Entre los cientos de vecinos que llenaron el templo de San Miguel, se encontraban el alcalde de la villa. En la puerta de la iglesia, antes de la llegada del féretro, algunos amigos comentaban que el fallecido era «muy conocido y muy querido» en el municipio, entre ellos aquellos con los que compartía aficiones como la caza y la pesca, además de sus compañeros de trabajo.

Triste fin de fiestas

El fin de fiestas estuvo marcado por la tristeza y el silencio. El alcalde salió al centro de la plaza de toros acompañado de la corregidora y sus damas, varios concejales y las madrinas y acompañantes de las peñas y pandas. Les siguieron los miembros de las peñas, que rodearon el ruedo en silencio. Fraile tomó el micrófono para anunciar que la corporación municipal y las peñas y pandas habían decidido realizar un reconocimiento al vecino fallecido, mostrar su apoyo, condolencias y pésame a toda la familia de parte de todo el pueblo de Cuéllar, a lo que los asistentes respondieron con un gran aplauso, tras el cual se guardó un minuto de silencio, roto con otra fuerte ovación.

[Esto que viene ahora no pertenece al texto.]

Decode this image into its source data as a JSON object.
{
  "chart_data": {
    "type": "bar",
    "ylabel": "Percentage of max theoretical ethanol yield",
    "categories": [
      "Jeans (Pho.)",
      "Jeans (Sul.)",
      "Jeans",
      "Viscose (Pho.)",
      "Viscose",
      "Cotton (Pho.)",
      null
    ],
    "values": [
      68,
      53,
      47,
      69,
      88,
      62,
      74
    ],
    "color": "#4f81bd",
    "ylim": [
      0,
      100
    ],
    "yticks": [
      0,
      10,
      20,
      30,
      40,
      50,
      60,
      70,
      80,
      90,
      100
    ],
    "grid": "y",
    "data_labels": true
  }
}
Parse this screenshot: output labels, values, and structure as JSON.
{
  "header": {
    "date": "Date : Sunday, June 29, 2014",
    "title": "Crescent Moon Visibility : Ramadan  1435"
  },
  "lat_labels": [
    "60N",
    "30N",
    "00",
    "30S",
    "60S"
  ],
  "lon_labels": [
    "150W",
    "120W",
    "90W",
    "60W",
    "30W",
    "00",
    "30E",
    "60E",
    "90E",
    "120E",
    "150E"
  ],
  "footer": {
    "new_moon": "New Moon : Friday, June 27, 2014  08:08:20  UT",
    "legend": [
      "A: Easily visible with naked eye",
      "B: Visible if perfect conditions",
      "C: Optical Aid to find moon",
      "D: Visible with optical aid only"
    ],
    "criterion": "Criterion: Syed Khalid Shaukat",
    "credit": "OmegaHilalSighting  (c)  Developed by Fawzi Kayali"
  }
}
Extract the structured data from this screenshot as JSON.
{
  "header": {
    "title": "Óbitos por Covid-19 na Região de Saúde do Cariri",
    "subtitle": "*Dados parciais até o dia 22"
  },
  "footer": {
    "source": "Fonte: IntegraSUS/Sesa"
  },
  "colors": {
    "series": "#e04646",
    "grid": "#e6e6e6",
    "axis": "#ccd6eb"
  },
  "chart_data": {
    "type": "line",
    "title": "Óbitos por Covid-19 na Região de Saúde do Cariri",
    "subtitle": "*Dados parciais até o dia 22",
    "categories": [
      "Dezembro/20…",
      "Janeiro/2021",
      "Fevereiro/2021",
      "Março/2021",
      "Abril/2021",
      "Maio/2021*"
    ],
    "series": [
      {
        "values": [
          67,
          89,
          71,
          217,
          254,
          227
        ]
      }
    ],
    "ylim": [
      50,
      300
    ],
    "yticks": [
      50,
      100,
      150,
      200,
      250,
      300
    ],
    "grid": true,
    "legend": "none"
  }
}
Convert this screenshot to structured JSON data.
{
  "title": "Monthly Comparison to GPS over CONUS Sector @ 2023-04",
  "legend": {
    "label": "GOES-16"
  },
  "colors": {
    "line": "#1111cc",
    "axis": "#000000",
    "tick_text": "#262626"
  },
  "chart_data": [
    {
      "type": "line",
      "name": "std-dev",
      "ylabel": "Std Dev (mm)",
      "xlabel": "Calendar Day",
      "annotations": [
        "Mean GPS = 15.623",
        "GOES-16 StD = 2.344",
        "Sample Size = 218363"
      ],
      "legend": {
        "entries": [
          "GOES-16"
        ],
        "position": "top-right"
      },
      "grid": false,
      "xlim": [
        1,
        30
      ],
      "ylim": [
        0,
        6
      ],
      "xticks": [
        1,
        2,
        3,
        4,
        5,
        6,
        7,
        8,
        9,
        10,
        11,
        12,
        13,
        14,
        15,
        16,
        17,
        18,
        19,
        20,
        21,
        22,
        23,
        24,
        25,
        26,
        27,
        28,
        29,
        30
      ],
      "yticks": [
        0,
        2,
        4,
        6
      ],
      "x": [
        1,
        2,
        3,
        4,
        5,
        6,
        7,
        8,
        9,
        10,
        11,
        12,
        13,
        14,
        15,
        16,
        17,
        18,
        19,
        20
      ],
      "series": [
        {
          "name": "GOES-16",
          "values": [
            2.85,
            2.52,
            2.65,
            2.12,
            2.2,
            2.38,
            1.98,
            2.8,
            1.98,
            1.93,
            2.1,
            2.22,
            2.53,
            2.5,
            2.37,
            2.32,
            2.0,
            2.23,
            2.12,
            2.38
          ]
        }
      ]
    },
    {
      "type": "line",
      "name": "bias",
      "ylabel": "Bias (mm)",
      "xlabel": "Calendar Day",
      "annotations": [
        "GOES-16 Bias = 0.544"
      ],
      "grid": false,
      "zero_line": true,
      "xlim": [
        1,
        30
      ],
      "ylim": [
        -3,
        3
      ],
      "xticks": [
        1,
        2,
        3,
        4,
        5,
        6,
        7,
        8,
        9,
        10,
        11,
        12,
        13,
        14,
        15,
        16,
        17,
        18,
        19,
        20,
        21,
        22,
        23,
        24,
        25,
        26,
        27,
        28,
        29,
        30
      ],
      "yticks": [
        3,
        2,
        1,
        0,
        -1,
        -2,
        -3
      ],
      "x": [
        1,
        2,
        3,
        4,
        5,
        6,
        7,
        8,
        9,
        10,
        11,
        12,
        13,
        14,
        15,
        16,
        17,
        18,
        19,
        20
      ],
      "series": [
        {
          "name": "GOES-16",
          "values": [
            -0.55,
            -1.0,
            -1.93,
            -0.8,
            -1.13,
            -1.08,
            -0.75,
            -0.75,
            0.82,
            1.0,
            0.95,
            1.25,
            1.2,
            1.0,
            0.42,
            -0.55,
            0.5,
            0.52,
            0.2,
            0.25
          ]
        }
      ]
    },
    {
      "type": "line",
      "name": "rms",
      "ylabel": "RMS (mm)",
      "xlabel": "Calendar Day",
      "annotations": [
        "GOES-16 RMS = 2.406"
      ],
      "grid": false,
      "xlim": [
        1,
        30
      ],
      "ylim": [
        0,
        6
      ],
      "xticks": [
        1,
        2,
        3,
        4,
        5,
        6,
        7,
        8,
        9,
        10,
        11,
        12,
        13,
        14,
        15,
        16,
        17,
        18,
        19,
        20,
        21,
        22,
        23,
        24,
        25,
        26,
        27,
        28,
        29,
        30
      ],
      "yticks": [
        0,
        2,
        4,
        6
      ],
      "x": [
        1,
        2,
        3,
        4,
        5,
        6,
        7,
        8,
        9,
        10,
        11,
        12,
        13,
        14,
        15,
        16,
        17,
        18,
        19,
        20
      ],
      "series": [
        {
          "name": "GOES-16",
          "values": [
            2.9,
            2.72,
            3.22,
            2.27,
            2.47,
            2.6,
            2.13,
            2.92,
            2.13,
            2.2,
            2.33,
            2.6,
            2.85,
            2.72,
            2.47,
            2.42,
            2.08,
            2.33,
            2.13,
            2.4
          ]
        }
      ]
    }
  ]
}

En su balance final de fiestas, el regidor apuntó que ha tomado nota de distintas cuestiones a mejorar en la organización del encierro, aunque destacó que cuestiones como la organización en el campo o el tapar a los astados que se caen en las calles funcionaron bien, como los servicios sanitarios y las ambulancias. En la jornada del jueves «cuando se indicó la gravedad de la cogida, se preparó la UVI. La Guardia Civil pidió una segunda ambulancia y llegó en minutos», aseguró.